Moving on from broad strokes, let’s look at Mauritania, a country where I’ve been able to collect far less information. In 2000, the country’s number one import was raw sugar, when these hard-core tea drinkers brought in 112,327 metric tons. Tea must have something to do with it, because refined sugar ranked fourth: 93,458 metric tons. Wheat also played a big role in the market with 72,991 metric tons.
2004 is when things get a little weird. Wheat still remains high with 148,509 metric tons. Refined sugar still takes home number two with 189,840 metric tons. But, there’s no raw sugar to be found. Instead, the number one import goes to….Cigarettes: $66,325,000 worth of puffy treats. (I knew I liked this country.)
I can’t tell you where raw sugar went; nor can I tell you were Joe Camel came from. (Cigarettes may always have been immensely popular, but perhaps the cigarette importers knew a way to, um, “sidestep” import duties.) Going back to the food imports, I will say they may be skewed because the country receives quite a bit of food aid from the World Food Program. In fact, between 2003 and 2006, Mauritania averaged more than 33,000 tons of donated food, compared to roughly 11,000 tons for Senegal. How this affects a country’s grocery list, I don’t know.

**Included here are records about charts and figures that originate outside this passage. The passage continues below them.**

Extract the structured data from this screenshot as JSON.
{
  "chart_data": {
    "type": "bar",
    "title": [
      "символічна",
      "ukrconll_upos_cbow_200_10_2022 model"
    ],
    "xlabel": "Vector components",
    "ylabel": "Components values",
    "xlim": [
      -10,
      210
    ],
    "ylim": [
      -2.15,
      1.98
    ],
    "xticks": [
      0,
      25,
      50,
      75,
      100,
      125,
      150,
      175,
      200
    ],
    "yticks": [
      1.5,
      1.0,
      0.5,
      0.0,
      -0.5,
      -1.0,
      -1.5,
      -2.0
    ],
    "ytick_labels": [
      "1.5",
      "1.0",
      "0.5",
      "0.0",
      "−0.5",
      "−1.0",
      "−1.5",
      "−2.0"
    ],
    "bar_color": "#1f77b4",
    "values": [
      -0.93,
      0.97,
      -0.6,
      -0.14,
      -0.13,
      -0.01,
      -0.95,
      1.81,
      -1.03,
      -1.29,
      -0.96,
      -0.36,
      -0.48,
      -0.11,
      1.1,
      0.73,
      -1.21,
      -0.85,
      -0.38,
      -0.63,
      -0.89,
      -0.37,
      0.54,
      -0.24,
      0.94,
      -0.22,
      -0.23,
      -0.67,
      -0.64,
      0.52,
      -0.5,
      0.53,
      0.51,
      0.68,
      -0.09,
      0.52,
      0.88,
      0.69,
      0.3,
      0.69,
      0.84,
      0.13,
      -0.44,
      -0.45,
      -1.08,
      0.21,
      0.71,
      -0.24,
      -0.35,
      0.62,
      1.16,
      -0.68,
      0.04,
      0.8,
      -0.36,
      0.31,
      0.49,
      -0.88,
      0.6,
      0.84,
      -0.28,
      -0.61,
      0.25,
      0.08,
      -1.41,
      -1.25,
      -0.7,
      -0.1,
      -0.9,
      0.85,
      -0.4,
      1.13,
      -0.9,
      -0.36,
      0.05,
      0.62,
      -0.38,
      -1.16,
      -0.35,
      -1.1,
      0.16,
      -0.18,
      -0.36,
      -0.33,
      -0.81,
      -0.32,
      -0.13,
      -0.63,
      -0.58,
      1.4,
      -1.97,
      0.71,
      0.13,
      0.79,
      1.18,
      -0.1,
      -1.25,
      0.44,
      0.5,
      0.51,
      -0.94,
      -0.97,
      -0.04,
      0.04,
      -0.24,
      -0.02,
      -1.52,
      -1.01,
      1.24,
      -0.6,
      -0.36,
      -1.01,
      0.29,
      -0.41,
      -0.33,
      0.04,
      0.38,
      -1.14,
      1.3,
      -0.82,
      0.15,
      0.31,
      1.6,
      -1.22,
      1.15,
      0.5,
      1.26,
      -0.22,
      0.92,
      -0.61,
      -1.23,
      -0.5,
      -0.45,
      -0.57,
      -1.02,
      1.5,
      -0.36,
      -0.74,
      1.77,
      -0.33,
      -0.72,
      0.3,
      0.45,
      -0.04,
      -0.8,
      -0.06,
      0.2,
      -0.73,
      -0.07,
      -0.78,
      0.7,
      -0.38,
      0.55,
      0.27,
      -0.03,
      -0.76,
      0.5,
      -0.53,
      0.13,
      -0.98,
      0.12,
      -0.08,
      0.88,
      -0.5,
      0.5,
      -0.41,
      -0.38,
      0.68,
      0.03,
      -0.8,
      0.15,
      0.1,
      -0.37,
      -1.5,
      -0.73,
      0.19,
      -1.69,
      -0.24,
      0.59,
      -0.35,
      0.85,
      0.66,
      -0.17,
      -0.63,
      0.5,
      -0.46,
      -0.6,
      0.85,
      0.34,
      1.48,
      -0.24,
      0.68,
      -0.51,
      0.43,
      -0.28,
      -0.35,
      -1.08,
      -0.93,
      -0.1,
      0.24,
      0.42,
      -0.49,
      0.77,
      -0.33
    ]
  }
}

Nor do I really know about what these lists say about these two countries. These countries happen to import a lot of food – and a lot of food that now happens to be expensive. But you could say that about any commodity right now. You may also say they import more food because they have more money to pay for it…Well, at least until this year. That’s why, West Africa for the most part, these high food prices remain a pocketbook issue and don’t have to become a food security issue.
It’s on you, Nigeria
Here we should mention Nigeria, by far the region’s largest food market. If Nigeria doesn’t prove to have a good harvest, they’ll be looking to purchase food stocks elsewhere in West Africa. Not a bad thing, if you don’t remember 2005 when food from less bountiful Niger was bought up to relieve Nigerian demand, creating a food crisis. We term 2005 a crisis because not enough food was available in Niger; this year's issue is presently due to expensive food. Countries have learned from the issue in Niger. In Burkina Faso, at least, safeguards have been put in place to make sure local markets are not needlessly losing food stocks to foreign consumers.